A small critique of Marxist EconomicsLast updated:
Disclaimer: I am no expert in Marxist thought. However, seeing the massive amount of suffering and death caused by regimes based upon its premises and the fact that many people today espouse these principles, I thought it worthwhile to try and understand it.
Businesses are just groups of people
If I'm not mistaken, much of Marx's economics is based upon "surplus value", "ownership of the means of production by the bourgeoisie" and other well-known terms. It does seem, at first reading it, that these dynamics do lead to the proletariat (the lower class which does not own the means of production) never being able to ascend to the "higher" class.

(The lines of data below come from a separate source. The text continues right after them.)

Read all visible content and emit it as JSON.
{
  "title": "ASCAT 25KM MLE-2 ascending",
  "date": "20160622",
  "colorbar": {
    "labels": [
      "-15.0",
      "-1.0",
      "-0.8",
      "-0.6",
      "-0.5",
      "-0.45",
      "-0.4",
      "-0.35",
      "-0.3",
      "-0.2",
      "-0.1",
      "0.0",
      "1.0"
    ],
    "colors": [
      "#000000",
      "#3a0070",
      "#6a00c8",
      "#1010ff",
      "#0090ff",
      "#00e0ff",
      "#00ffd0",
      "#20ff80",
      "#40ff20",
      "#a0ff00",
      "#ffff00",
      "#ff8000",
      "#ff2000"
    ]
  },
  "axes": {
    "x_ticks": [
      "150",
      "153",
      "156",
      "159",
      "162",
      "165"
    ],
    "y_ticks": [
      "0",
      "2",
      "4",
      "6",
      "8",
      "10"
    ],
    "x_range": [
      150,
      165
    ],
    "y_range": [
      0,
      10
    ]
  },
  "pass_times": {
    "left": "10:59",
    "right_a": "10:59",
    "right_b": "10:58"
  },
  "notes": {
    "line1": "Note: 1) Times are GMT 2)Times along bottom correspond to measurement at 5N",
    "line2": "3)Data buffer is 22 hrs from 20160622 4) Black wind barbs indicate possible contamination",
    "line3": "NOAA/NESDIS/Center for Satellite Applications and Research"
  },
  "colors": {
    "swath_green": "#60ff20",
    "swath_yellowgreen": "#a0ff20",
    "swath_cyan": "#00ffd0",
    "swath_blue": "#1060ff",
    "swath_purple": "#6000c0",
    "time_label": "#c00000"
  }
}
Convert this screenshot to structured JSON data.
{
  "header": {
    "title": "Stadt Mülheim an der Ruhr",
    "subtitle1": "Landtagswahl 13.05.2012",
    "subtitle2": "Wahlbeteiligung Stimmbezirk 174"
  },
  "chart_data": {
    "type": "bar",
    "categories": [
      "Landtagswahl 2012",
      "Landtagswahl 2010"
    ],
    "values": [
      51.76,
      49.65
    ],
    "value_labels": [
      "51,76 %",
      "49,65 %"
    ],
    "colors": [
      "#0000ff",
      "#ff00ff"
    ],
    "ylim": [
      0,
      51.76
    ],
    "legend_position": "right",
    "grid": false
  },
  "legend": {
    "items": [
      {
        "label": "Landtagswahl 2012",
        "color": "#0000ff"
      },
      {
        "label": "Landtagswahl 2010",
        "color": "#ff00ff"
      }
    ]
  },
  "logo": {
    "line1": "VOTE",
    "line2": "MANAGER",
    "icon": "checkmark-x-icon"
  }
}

Well, left at that, it does seem rather ominous and it's no surprise really that many young people (including myself) at some time in their lives take this as a perfect explanation of everything that's bad in the world.
Now, ok. Well, for starters, this is not what we find in those countries which have most intensively embraced liberal economic principles (market economies), such as the U.S., United Kingdom, Australia and Hong Kong. Actually, those are some of the countries with the highest quality of life and GDP per capita. While there is some variation of income in the population, even the very poorest individuals have a better standard of living than the majority of socialist/communist states today or in the past, not to mention individual freedom.

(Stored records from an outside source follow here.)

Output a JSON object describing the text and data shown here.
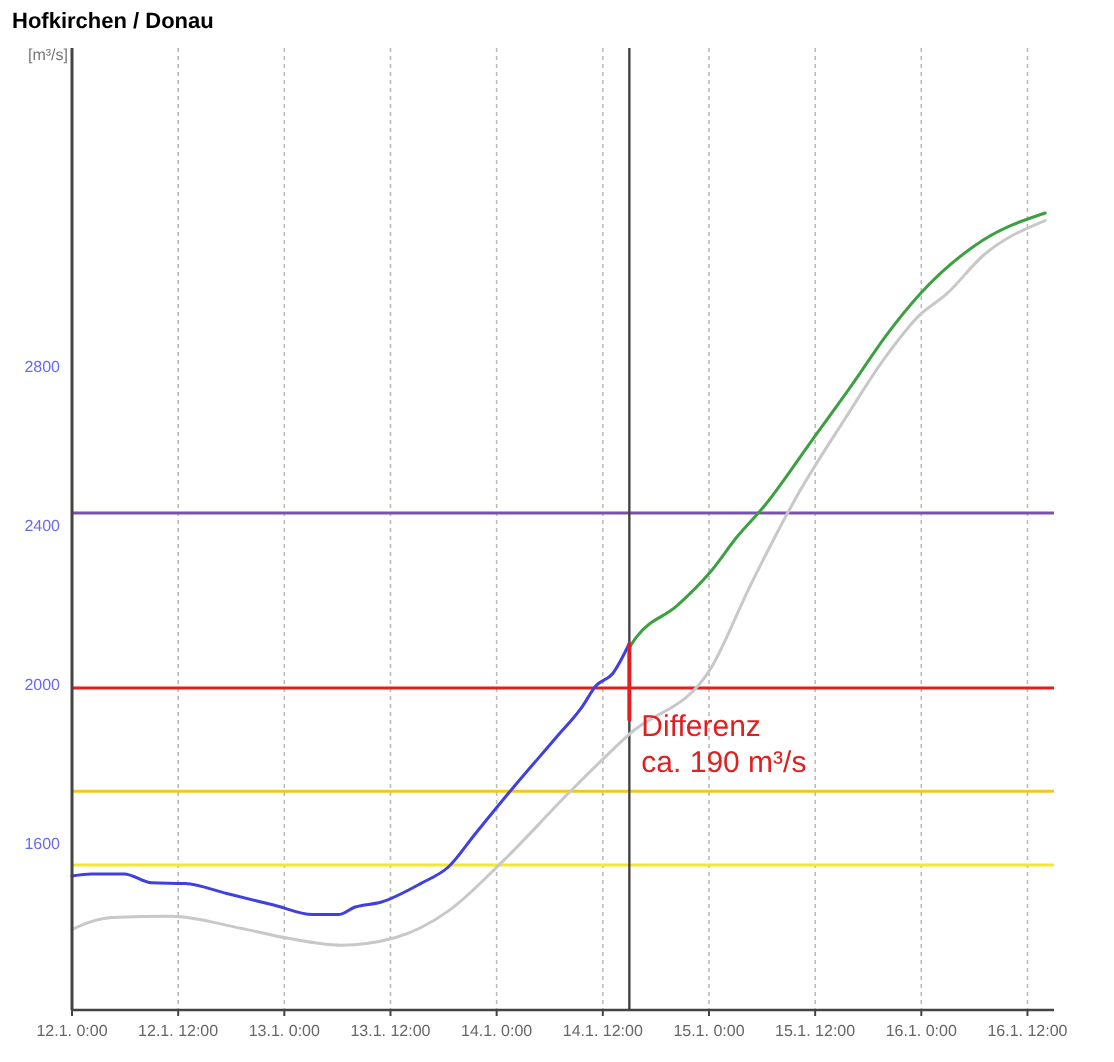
{
  "chart_data": {
    "type": "line",
    "title": "Hofkirchen / Donau",
    "ylabel": "[m³/s]",
    "xlim": [
      "--01-12T00:00",
      "--01-16T15:00"
    ],
    "ylim": [
      1180,
      3600
    ],
    "xticks": [
      {
        "value": "--01-12T00:00",
        "label": "12.1. 0:00"
      },
      {
        "value": "--01-12T12:00",
        "label": "12.1. 12:00"
      },
      {
        "value": "--01-13T00:00",
        "label": "13.1. 0:00"
      },
      {
        "value": "--01-13T12:00",
        "label": "13.1. 12:00"
      },
      {
        "value": "--01-14T00:00",
        "label": "14.1. 0:00"
      },
      {
        "value": "--01-14T12:00",
        "label": "14.1. 12:00"
      },
      {
        "value": "--01-15T00:00",
        "label": "15.1. 0:00"
      },
      {
        "value": "--01-15T12:00",
        "label": "15.1. 12:00"
      },
      {
        "value": "--01-16T00:00",
        "label": "16.1. 0:00"
      },
      {
        "value": "--01-16T12:00",
        "label": "16.1. 12:00"
      }
    ],
    "yticks": [
      1600,
      2000,
      2400,
      2800
    ],
    "grid": "x",
    "line_style": "solid",
    "marker": "none",
    "series": [
      {
        "color": "#c8c8c8",
        "x": [
          "--01-12T00:00",
          "--01-12T04:30",
          "--01-12T11:12",
          "--01-12T19:00",
          "--01-13T00:18",
          "--01-13T06:24",
          "--01-13T12:24",
          "--01-13T18:36",
          "--01-14T00:36",
          "--01-14T08:12",
          "--01-14T15:00",
          "--01-15T00:12",
          "--01-15T04:42",
          "--01-15T10:00",
          "--01-15T15:24",
          "--01-15T20:00",
          "--01-15T23:48",
          "--01-16T02:48",
          "--01-16T07:00",
          "--01-16T14:00"
        ],
        "values": [
          1383,
          1413,
          1416,
          1386,
          1361,
          1343,
          1361,
          1430,
          1552,
          1727,
          1874,
          2039,
          2249,
          2475,
          2668,
          2824,
          2928,
          2980,
          3078,
          3166
        ]
      },
      {
        "color": "#4040e0",
        "x": [
          "--01-12T00:00",
          "--01-12T02:12",
          "--01-12T05:54",
          "--01-12T09:00",
          "--01-12T12:48",
          "--01-12T17:30",
          "--01-12T22:48",
          "--01-13T03:12",
          "--01-13T06:06",
          "--01-13T08:00",
          "--01-13T10:54",
          "--01-13T15:24",
          "--01-13T18:36",
          "--01-13T21:30",
          "--01-14T02:00",
          "--01-14T06:42",
          "--01-14T09:42",
          "--01-14T11:12",
          "--01-14T13:06",
          "--01-14T15:00"
        ],
        "values": [
          1517,
          1522,
          1522,
          1500,
          1498,
          1473,
          1444,
          1420,
          1420,
          1439,
          1451,
          1498,
          1541,
          1621,
          1743,
          1865,
          1944,
          1995,
          2026,
          2102
        ]
      },
      {
        "color": "#3ca040",
        "x": [
          "--01-14T15:00",
          "--01-14T15:48",
          "--01-14T20:24",
          "--01-15T00:12",
          "--01-15T03:12",
          "--01-15T06:18",
          "--01-15T11:42",
          "--01-15T16:12",
          "--01-15T20:00",
          "--01-15T23:48",
          "--01-16T07:00",
          "--01-16T14:00"
        ],
        "values": [
          2092,
          2118,
          2197,
          2283,
          2371,
          2449,
          2615,
          2754,
          2876,
          2980,
          3117,
          3185
        ]
      },
      {
        "color": "#e02020",
        "x": [
          "--01-14T15:00",
          "--01-14T15:00"
        ],
        "values": [
          2100,
          1910
        ]
      }
    ],
    "ref_lines": [
      {
        "axis": "y",
        "value": 2430,
        "color": "#7a50b0"
      },
      {
        "axis": "y",
        "value": 1990,
        "color": "#e02020"
      },
      {
        "axis": "y",
        "value": 1730,
        "color": "#f0c820"
      },
      {
        "axis": "y",
        "value": 1545,
        "color": "#f2e830"
      },
      {
        "axis": "x",
        "value": "--01-14T15:00",
        "color": "#444444"
      }
    ],
    "annotations": [
      {
        "text": "Differenz\nca. 190 m³/s",
        "x": "--01-14T15:00",
        "y": 1910
      }
    ]
  }
}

Now how did this happen? Marx's argument seemed to have some consistency after all.
Well, what happened is that people (and groups of people, by extension) are naturally greedy. Their prime motivator is personal gain (financial or otherwise).
In being greedy, each company/industry or capitalist individual, will try to maximize their own income. What happens in reality is that companies will engage in competition over who gets the better employees. The most obvious consequence of this is that wages are pushed up:
greedy capitalist A wants to maximize his profits and knows that he needs efficient and hard-working employees to do that. Now, in a free market, there are many other companies and heartless exploiters around so company B also wants to maximize its own earnings. So they both want bright young employee X to work for them. They will each, in turn, offer as much money as they can to get employee X working for them, which is good for employee X as he will have a nice salary.

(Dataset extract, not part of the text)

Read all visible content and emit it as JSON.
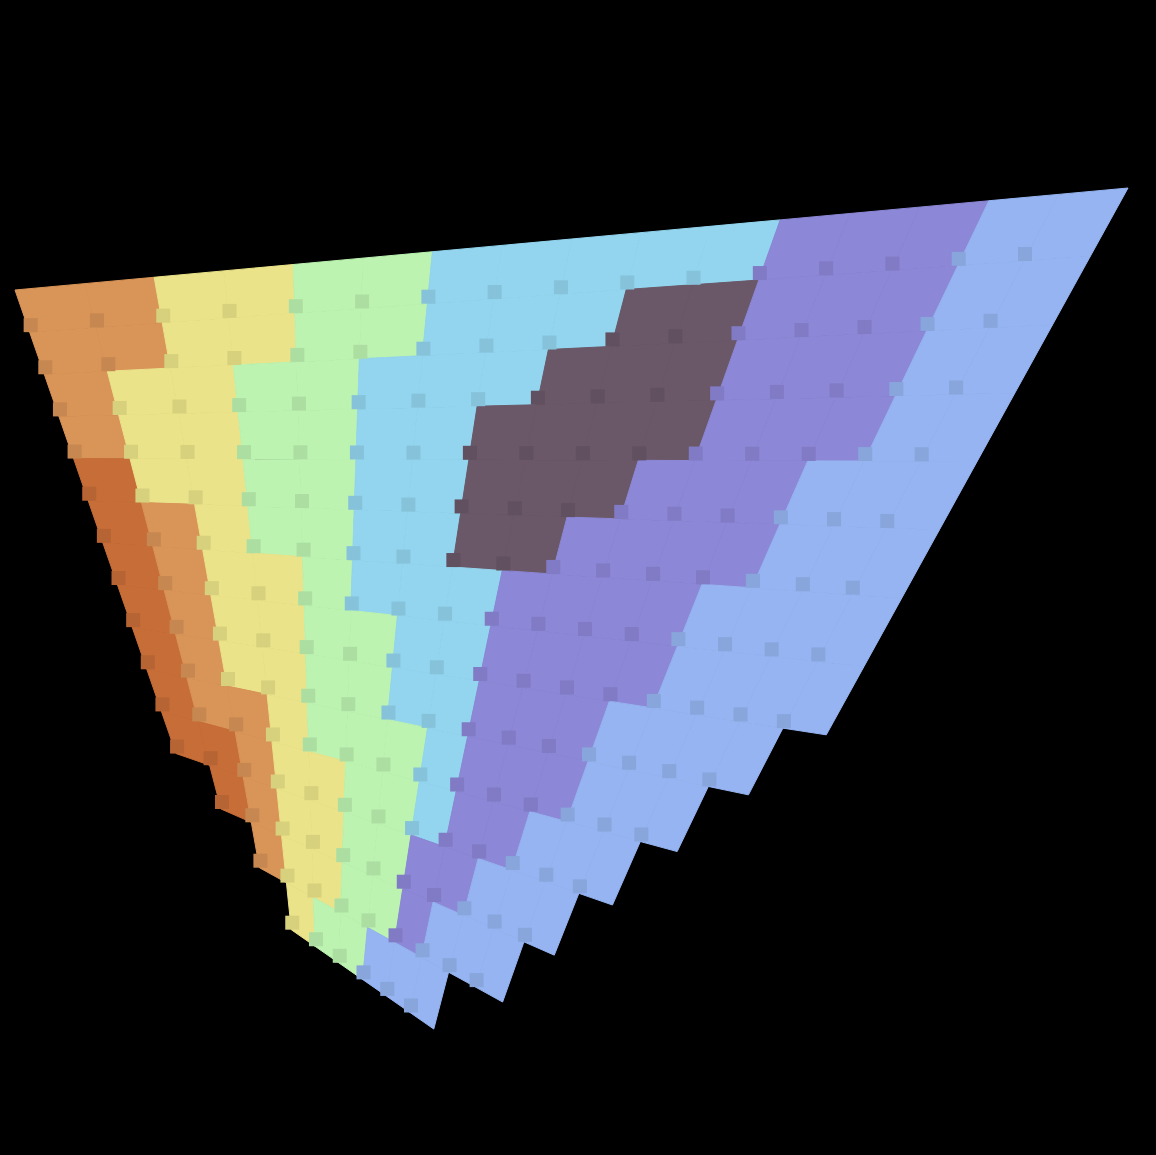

Not because companies desire the "well-being" of their employees, mind you. It all started with individual interest.
Now the other side of this story is that employee X is only motivated by personal gain as well (he loves his employer no more than his employer loves him). So he might actually try to work harder and more efficiently if only to make himself more attractive to his employer, which might mean higher wages for him. If his current employer does not raise his salary, there may be other companies/greedy capitalists willing to pay more to have him on board.